In a recent interview she has spoken about the competition, while taking exception to being labelled a beauty queen. Excerpts:

About winning the World Muslimah in Indonesia.

It is rather an annual event organised by World Muslimah Foundation, WM Foundation, a non-governmental Muslim organisation that provides a conceptual model and specific techniques to guide sisterhood among Muslims so that they could become models in the world through piety, obedience to Allah’s injunctions and every necessary activity that will enhance understanding of Islam and encourage members to be confident to find their essential skills.

The World Muslimah competition falls under this category and it tries to acknowledge and appreciate young women who ensure that their hijab is not a barrier for them wherever they may find themselves.

How Aishah Ajibola Obabiyi entered the competition.

In 2012 I applied to participate in the competition and fulfilled all conditions but when I was selected, my visa could not be processed on time to travel down to Indonesia but in April this year, the founder during one of our interactions reminded me of my participation in this year’s event and pledged to forward me an invitation.
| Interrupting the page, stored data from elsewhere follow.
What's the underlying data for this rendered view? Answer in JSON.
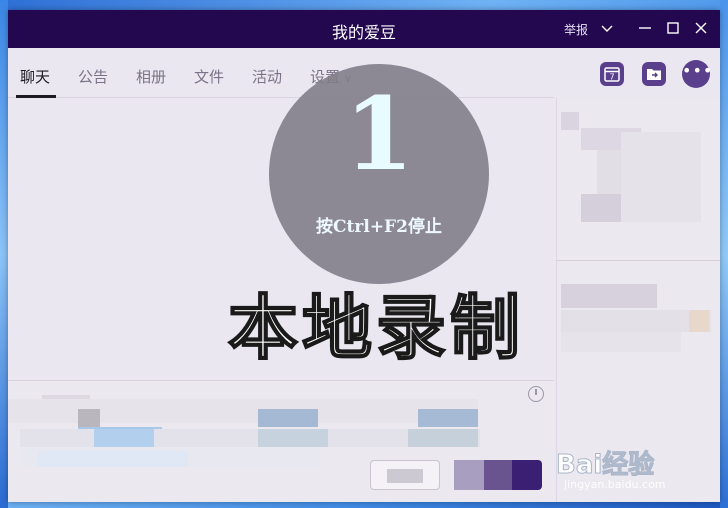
{
  "window": {
    "title": "我的爱豆",
    "report_label": "举报"
  },
  "tabs": [
    {
      "label": "聊天",
      "active": true
    },
    {
      "label": "公告"
    },
    {
      "label": "相册"
    },
    {
      "label": "文件"
    },
    {
      "label": "活动"
    },
    {
      "label": "设置"
    }
  ],
  "toolbar_right": {
    "calendar_icon_day": "7",
    "more_label": "•••"
  },
  "recording": {
    "countdown": "1",
    "hint": "按Ctrl+F2停止",
    "overlay_text": "本地录制"
  },
  "watermark": {
    "logo": "Bai经验",
    "url": "jingyan.baidu.com"
  },
  "colors": {
    "titlebar": "#23074f",
    "accent": "#5a3f8c",
    "send_button": "#3b1f72"
  }
}
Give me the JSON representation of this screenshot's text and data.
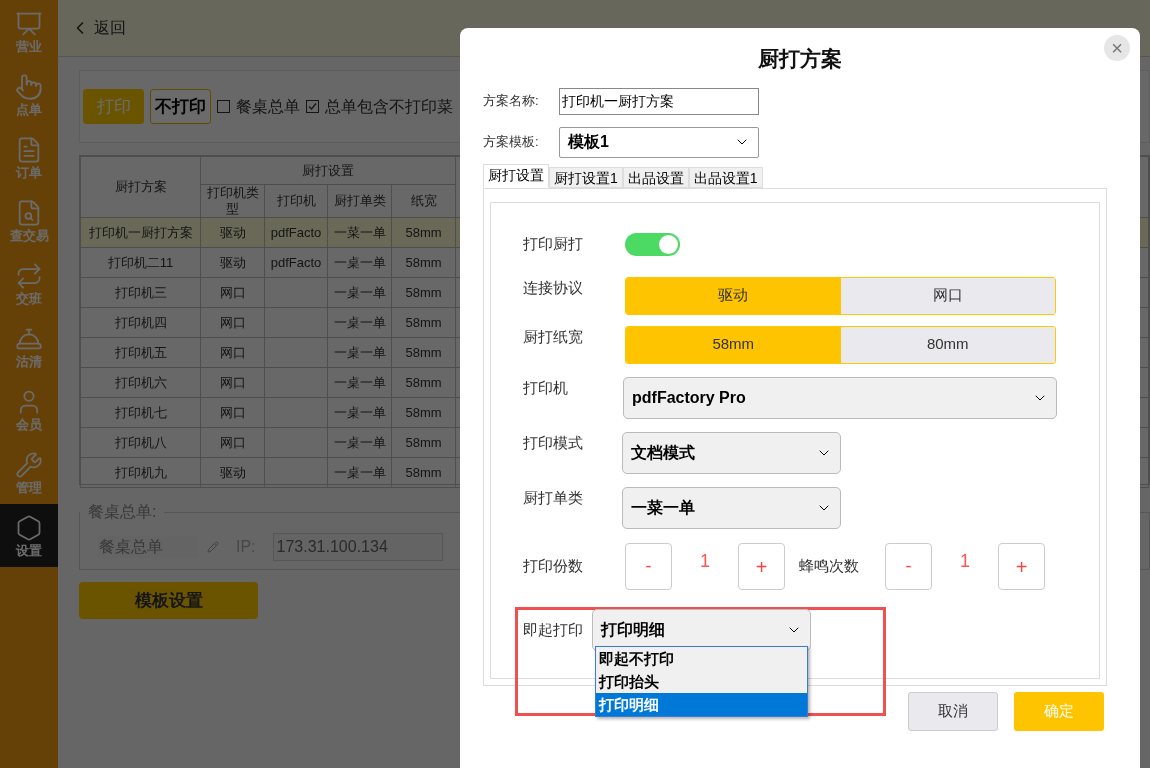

After screenings, 20 of us were invited to Indonesia in September this year for a two-week workshop where we were trained on the basic tenets of Islam by Islamic scholars cutting across various professions.

About participation requirements:

Everything was online but we were also required to make a short essay attached to our registration form about our hijab experience, Islamic lifestyle, academic accomplishments and arts and culture. If you are selected to be among the semi-finalists, you are required to create a three-minute-video profile to be uploaded on YouTube. The video is semi documentary movie about contestants’ daily lives and their Al Qur’an reading proficiencies. A friend helped to make the video which I uploaded and sent the link to the organiser. But the most important aspect of the competition which most people don’t know about is that apart from the workshop, which is similar to Islamic vocation courses we often attend in Nigeria, we also spent some time with orphans, relating with them, taking care of them and trying to make them feel alright.

About 100 orphans were invited to the grand finale to vote for their choice, and believe me, I cannot particularly tell what influenced their decision because everything was just a surprise to me, even my participation to that stage was surprising.

It must surely have been Allah’s choice; so, to be clear about it, the orphans nominated and chose me and not any panel of judges. I was not selected based on physical beauty or any of those obscene features typical of beauty pageants but by some moral inclinations and religious tenets identified by scholars and orphans. So I was voted the World Muslimah and not a beauty queen as many would want to believe.

Aishah Ajibola Obabiyi’ message to fellow Muslim students:

As I have learnt to say that only Allah (SWT) can guide humans, I want my sisters to strive hard to practice Islam as recommended by Sunnah; that is, the teachings and practices of prophet Muhammad (SAW).